だが、いかに紛争を避けるかについて、米国は特に慎重にならなければならない。日本に一切を委ねたり、日本政府に譲歩を強要したりすれば、同盟国である日本を弱体化させ、米国のアジア安全戦略が台無しになりかねないとの見方がある。
カーネギー国際平和基金のベテラン研究員ジェームズ・ショフ氏は、日本の同島しょ管轄権を、中国が阻害することを米国は容認することはできないという。「他人の管轄権を武力や威嚇だけで強引に奪い取ることはできない。どの国についても、そうした先例を作ってはならないが、同盟国に関してはなおさらだ」。
事実、米当局は非公式にではあるが、日本に譲歩を迫るようなことはしないと強調している。米当局は日本新政府による紛争の対処法について繰り返し称賛しており、日本政府からの要請の有無に関わらず、同島しょは日米安保条約の適用対象であると表明し続けている。だが、そうした表明のあとには、ほぼ毎回、戦争は誰の利益にもならないとの注意喚起が続く。
国防当局高官は「われわれの条約義務は重大だが、更に大きな目標は、平和と繁栄だ」と述べた。
ワシントンの国防アナリストによれば、問題の領域に送り込む航空機や艦船の数を減らすよう両国に同意させることで事態の沈静化を図るべく、双方に圧力をかけるというのが米国の戦略なのだという。米国は中国政府に偵察機の数を削減するよう静かに圧力をかけており、こうした外交努力は直近のアクシデントにより一段と強化されるだろう。

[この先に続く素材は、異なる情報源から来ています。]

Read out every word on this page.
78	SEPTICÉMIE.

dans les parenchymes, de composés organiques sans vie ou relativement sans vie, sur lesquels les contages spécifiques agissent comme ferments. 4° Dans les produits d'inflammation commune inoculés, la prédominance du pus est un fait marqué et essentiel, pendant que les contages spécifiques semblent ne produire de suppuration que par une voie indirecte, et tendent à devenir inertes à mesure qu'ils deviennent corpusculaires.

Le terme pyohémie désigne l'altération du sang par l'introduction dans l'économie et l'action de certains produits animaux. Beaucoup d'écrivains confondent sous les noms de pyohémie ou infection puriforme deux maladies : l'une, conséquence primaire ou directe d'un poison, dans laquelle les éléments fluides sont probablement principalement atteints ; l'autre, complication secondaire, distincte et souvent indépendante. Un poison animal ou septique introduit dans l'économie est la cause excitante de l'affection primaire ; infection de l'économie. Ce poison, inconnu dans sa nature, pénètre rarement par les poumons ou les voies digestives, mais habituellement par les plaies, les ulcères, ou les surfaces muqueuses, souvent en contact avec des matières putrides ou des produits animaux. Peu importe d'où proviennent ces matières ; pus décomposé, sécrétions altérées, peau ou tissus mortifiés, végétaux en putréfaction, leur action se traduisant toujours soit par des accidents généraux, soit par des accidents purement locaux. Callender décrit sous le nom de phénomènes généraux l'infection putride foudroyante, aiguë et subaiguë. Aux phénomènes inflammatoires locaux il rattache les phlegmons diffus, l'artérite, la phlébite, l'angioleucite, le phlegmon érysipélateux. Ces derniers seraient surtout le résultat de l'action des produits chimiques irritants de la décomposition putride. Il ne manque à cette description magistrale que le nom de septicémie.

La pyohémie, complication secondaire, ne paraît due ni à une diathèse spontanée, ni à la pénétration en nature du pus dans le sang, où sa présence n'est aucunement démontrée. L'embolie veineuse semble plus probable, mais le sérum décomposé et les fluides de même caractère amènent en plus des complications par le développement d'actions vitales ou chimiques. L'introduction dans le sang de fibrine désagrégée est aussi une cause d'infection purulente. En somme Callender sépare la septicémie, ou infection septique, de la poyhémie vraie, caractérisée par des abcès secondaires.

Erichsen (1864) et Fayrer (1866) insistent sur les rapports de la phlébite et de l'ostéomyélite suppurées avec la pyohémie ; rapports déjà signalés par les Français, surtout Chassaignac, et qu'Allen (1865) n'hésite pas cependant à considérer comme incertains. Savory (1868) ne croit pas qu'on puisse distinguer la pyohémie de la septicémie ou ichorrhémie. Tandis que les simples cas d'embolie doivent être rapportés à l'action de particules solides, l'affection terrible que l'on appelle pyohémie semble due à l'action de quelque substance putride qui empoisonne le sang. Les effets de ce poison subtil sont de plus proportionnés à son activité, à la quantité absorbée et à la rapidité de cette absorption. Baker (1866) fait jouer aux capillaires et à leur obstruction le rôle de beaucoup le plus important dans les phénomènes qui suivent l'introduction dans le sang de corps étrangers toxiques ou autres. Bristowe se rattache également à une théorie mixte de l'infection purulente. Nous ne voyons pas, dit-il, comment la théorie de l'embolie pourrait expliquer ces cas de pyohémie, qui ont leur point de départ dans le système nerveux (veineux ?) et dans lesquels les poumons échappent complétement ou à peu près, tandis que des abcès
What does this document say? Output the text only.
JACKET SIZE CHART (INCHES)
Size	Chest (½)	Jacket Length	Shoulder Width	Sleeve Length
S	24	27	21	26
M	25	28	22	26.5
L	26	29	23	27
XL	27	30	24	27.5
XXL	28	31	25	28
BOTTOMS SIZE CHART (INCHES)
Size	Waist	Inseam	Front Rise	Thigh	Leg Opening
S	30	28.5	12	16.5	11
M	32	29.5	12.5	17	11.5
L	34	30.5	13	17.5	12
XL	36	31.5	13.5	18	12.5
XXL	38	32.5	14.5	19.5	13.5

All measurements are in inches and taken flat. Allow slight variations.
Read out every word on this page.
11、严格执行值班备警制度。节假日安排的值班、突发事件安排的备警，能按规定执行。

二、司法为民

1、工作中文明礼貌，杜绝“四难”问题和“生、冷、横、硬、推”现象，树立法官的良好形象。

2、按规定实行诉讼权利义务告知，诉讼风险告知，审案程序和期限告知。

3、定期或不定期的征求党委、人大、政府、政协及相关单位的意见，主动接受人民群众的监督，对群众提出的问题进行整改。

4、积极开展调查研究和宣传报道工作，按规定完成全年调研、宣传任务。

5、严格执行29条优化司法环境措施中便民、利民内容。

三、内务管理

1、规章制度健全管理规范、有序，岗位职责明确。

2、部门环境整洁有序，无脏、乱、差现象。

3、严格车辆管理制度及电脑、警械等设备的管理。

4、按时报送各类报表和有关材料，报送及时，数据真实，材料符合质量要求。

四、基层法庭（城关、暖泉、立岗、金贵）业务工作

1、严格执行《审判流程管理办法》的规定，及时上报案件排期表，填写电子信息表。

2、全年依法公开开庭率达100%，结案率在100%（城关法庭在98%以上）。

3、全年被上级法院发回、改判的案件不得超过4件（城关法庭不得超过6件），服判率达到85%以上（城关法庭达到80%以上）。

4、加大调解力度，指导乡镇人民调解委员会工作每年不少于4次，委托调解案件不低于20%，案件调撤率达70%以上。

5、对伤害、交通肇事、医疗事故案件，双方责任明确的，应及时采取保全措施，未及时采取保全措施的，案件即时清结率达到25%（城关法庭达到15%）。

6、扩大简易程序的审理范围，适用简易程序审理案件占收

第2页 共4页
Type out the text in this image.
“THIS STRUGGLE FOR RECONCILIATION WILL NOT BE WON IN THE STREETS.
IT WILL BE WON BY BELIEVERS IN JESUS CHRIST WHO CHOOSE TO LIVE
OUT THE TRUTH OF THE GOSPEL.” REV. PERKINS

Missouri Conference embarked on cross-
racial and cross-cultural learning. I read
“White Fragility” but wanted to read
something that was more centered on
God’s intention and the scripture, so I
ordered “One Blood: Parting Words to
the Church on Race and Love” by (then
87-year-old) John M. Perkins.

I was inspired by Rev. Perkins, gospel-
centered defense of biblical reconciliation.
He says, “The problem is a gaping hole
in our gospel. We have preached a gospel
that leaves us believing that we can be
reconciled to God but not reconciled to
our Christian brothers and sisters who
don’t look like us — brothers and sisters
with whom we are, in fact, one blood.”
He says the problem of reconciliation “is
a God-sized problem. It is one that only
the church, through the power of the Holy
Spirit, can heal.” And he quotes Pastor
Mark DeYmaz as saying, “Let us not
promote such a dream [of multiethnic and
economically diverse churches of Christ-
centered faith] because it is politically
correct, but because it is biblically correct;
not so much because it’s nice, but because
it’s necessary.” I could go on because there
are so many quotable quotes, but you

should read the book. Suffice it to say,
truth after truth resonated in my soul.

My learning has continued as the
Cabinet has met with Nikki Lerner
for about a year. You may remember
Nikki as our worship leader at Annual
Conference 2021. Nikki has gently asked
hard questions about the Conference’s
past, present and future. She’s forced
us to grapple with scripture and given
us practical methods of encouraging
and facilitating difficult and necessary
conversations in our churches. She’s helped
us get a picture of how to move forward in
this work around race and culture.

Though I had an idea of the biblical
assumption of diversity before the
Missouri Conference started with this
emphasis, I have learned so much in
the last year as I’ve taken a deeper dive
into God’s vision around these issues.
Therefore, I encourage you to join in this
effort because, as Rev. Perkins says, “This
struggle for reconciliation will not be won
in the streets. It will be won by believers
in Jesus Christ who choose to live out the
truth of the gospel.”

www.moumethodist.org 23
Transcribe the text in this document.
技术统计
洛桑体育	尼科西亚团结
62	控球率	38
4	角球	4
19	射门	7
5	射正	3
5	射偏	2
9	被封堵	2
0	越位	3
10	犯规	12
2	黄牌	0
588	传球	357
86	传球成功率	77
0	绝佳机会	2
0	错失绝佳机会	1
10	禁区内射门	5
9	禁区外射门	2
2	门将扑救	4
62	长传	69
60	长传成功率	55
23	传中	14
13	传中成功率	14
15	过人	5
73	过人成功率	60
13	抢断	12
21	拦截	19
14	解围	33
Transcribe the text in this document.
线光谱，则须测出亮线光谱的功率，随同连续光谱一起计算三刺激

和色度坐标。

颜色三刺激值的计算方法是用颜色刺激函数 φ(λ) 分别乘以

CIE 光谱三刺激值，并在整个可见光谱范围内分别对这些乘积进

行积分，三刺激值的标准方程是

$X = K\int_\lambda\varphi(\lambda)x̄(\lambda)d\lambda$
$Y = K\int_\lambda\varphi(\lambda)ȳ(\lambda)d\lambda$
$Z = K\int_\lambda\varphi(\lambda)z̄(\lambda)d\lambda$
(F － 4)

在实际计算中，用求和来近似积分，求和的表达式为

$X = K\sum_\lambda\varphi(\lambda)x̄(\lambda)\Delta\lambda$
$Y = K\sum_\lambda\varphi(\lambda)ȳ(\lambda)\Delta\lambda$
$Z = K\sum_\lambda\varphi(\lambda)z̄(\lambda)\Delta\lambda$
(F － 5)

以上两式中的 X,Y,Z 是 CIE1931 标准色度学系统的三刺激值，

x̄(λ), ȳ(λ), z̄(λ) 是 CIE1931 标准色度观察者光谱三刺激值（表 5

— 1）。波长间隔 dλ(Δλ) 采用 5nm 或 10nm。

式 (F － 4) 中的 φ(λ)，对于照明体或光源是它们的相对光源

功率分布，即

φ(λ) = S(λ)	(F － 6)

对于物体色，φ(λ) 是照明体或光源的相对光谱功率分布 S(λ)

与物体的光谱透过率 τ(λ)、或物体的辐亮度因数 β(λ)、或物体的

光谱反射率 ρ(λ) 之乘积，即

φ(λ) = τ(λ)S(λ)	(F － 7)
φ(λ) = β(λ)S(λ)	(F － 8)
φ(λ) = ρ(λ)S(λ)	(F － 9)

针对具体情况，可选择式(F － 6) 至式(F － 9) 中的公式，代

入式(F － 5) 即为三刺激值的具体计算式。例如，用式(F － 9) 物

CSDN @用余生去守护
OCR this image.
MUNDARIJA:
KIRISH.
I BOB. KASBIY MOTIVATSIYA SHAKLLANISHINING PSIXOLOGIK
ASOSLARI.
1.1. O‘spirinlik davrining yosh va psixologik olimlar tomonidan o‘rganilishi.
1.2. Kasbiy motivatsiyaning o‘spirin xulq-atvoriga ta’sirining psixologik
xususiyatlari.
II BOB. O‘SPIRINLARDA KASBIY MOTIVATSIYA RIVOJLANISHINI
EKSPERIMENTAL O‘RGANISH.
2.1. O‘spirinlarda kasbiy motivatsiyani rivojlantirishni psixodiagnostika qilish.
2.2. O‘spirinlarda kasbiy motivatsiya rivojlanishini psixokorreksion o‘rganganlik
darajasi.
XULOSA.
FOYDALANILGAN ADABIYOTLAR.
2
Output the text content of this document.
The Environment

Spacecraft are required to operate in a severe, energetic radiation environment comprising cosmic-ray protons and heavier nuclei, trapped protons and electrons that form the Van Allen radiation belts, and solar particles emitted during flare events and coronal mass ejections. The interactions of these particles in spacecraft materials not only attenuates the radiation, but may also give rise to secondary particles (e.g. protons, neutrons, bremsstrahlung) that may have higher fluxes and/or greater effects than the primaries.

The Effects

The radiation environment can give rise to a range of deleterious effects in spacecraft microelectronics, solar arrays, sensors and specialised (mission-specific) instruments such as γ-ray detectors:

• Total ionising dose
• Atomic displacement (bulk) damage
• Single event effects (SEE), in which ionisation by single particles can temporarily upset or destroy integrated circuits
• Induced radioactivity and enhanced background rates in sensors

オバマ政権をおおむね支持するシンクタンク、新米国安全保障センターの研究員、イーリー・ラトナー氏は次のように語る。「領有権争いの解決策はすぐには見つからないだろう。米国が期待できるのは、せいぜい両国にこれ以上のアクシデントを生じさせないよう、その可能性をできるだけ低くすることぐらいだ」。